I tried Vivaldi a few times over the years, and the UI is always really slow; there's a noticeable lag with everything.

But yeah, I really miss Opera; still the best browser to date. I also really liked the Opera Dragonfly devtools.

SpinRite

I really miss the super-obvious read-read-read-read-read, map bad sectors and move data to good sectors process. With modern data recovery software, I can't always tell what it's doing (with mechanical drives).

-- Okay so after looking up Spinrite on Wikipedia, I'm confused. I thought it was long discontinued. It was last updated in 2014 but Steve Gibson still has it as a current product.

Either way, I'm skeptical it'll recreate the recovery experience of my MFM days.
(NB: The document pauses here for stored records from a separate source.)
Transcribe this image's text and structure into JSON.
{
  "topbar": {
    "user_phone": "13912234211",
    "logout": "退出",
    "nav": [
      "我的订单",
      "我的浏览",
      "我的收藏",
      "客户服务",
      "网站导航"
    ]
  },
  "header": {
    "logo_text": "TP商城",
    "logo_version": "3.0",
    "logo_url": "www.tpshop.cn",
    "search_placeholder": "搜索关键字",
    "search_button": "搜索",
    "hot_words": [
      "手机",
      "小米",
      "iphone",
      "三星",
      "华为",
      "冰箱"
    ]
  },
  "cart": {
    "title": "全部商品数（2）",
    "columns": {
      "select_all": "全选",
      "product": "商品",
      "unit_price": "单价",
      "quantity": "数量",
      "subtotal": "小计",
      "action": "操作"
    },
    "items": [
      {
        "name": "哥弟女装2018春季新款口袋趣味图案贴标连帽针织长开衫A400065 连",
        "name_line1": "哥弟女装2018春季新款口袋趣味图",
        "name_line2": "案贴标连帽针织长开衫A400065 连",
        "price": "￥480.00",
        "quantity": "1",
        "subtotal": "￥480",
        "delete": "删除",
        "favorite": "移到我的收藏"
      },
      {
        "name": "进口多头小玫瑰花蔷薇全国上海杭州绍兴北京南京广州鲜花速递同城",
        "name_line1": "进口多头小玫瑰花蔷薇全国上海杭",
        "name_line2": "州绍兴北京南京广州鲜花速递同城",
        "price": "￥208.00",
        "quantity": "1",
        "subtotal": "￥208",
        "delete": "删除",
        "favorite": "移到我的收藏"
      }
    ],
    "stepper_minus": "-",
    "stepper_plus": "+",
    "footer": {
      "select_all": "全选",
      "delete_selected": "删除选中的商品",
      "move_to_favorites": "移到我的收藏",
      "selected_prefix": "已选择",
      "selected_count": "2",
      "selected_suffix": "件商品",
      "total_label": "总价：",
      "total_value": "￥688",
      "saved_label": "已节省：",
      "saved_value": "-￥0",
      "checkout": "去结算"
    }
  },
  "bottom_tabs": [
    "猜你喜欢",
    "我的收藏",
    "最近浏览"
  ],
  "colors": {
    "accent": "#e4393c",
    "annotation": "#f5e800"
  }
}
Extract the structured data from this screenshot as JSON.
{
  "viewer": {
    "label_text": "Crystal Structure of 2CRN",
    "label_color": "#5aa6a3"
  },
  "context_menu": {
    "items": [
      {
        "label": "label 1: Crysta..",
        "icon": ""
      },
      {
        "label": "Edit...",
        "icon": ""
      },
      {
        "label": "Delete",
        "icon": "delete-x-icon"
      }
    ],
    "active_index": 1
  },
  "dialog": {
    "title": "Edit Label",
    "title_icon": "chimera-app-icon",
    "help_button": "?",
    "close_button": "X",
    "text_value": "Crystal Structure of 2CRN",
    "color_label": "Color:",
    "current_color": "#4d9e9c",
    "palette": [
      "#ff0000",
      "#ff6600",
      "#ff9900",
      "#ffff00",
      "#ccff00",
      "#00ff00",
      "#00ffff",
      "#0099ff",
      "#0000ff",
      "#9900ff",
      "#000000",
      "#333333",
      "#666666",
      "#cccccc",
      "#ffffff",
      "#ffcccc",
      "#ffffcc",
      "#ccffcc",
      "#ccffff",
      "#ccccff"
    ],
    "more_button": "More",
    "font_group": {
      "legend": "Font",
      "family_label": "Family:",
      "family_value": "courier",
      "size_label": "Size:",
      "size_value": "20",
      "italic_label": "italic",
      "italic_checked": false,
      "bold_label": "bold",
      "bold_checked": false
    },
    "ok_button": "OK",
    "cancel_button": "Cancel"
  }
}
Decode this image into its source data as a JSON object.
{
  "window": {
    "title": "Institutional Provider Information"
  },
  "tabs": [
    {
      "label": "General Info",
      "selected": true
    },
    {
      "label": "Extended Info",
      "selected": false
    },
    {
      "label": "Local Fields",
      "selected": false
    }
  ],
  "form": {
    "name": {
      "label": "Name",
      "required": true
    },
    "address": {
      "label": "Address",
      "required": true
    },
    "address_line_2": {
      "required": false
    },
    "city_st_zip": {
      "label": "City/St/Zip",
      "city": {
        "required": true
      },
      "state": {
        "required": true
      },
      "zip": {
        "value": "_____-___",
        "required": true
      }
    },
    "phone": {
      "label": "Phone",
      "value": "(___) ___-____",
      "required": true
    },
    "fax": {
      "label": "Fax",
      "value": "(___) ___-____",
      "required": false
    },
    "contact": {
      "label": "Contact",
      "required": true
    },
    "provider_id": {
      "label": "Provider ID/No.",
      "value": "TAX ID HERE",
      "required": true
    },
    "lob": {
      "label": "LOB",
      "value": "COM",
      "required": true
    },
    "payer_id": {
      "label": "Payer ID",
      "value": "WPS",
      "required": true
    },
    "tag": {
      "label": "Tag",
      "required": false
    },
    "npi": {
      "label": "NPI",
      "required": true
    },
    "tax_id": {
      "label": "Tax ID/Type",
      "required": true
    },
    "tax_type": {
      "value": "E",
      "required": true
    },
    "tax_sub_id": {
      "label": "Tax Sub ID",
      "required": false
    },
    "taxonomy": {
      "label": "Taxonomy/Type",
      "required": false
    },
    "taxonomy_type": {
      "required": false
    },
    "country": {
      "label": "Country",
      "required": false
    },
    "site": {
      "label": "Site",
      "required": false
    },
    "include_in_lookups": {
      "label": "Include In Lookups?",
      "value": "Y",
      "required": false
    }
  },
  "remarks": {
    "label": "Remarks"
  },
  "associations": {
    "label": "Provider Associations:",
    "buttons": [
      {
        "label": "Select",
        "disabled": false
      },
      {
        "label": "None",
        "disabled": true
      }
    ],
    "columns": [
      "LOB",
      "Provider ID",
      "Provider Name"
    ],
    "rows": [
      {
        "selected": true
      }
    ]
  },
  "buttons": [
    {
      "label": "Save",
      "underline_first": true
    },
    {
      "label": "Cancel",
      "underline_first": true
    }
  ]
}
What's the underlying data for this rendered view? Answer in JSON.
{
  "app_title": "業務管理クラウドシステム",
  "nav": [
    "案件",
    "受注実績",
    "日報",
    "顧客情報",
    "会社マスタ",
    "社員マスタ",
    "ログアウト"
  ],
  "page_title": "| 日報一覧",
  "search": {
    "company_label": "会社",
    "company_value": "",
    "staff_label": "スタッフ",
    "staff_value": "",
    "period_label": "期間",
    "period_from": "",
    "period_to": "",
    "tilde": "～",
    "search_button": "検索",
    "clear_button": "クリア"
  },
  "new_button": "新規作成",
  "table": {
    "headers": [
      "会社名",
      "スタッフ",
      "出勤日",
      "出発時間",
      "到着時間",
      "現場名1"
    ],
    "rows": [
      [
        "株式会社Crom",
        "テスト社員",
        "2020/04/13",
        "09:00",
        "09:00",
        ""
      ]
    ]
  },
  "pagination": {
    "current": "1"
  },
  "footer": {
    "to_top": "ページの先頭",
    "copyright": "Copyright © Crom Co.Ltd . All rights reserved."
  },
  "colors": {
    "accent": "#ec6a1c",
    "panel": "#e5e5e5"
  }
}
Spin rite is only designed to work with spinning-rust drives.

SSDs, with their wear-levelling tech, prevents SpinRite from working correctly.

And unless you are dealing with large-volume, cool storage, or cold storage, who TF uses spinning-rust drives anymore?

ECCO Pro PIM/Outliner.

I kept so much info on that app. Got a little tired of double-clicking to expand/collapse outline levels, tho.

Switched over to OmniOutliner until I missed an upgrade.

WinAMP

It's plugin system really made it the swiss army knife of one's multimedia ecosystem. My personal favorite was the iPod syncing, letting me bypass iTunes entirely.

Unfortunately it feels like streaming platforms, with their proprietary players and locked content, functionally kill any emergence of a phenomenon like winamp.

I still use WinAmp with Internet Radio, and pretty much only that. Works wonderfully, although you do have to hunt for those stations. And you need to bookmark them correctly, otherwise you’ve bookmarked an IP address that can suddenly go silent when the station hops to a different IP.